Implementation of a Systems Biology Data Integration Platform

      Ansari, S.; Hermida, L.; Diehl, S.; Poussin, C.; Sewer, A.; Xiang, Y.; Bonjour, F.; Phanzu, K.; Gubian, S.; O'Neel, B.; Hoeng, J.; Peitsch, M.
      Conference date
      Jul 13, 2010
      Conference name
      13th International MGED Meeting

      To enable and support a systems biology approach to research, one requires an underlying infrastructure to manage, integrate, and share high-throughput functional genomics data and workflows from data production through annotation, analysis, and knowledge acquisition. At its core, there should be a comprehensive data management and annotation system and data repository that fully support publicly established standards for storing and reporting high-throughput functional genomics investigations.

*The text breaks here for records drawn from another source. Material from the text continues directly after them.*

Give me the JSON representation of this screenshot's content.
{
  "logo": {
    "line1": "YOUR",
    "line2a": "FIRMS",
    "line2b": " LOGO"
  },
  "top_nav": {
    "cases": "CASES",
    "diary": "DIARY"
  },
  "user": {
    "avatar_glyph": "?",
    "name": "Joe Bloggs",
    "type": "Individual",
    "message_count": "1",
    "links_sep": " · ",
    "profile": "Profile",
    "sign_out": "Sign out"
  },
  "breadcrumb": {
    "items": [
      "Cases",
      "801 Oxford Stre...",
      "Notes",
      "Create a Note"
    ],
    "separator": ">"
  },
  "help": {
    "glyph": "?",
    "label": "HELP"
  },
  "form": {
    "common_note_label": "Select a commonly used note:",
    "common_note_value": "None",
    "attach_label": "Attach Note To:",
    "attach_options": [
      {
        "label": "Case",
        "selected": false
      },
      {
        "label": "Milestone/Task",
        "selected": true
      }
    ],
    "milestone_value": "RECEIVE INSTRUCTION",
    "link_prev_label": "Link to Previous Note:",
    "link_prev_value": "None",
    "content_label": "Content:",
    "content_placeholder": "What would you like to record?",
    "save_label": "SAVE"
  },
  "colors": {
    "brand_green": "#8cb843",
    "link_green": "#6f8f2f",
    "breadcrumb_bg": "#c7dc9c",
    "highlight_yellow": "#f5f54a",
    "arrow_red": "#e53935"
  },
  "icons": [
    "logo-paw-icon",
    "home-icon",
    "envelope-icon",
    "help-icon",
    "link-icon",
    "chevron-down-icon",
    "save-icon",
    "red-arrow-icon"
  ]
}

Such a system will serve as the platform’s central hub and it will integrate with data analysis, visualization and mining tools. It will also enable collaboration between internal teams, publishing of internal investigations and data to public repositories, and incorporation of public investigations and data into the platform for internal comparison and analysis. Here, the implementation of a systems biology data integration and knowledge management platform to support experimental and computational workflows, examining in vivo and in vitro generated systems response profiles (gene expression, microrna, comparative genomic hybridization, and reverse-phase protein array proteomics data) is reported. The platform utilizes open-source, freely available components where suitable, featuring CA array and CA Grid from the National Cancer Institute Biomedical Informatics Grid (NCI CABIG®) software family as its core data management and annotation infrastructure. For data exchange, the community standard mage-tab format was used. CA array is integrated with genepattern, an open-source bioinformatics workflow management system for integrative genomics, which is used for quality check, data analysis, and visualization purposes. CA array is also integrated with several commercial data analysis and biological pathway inferencing systems. Gene-centric, cross-investigation data mining capabilities are provided by the Biomart and Intermine open-source data warehouse systems. Under development are several other modules to integrate the platform with existing laboratory information management systems, as well as additional features to contribute the open-source CA array project.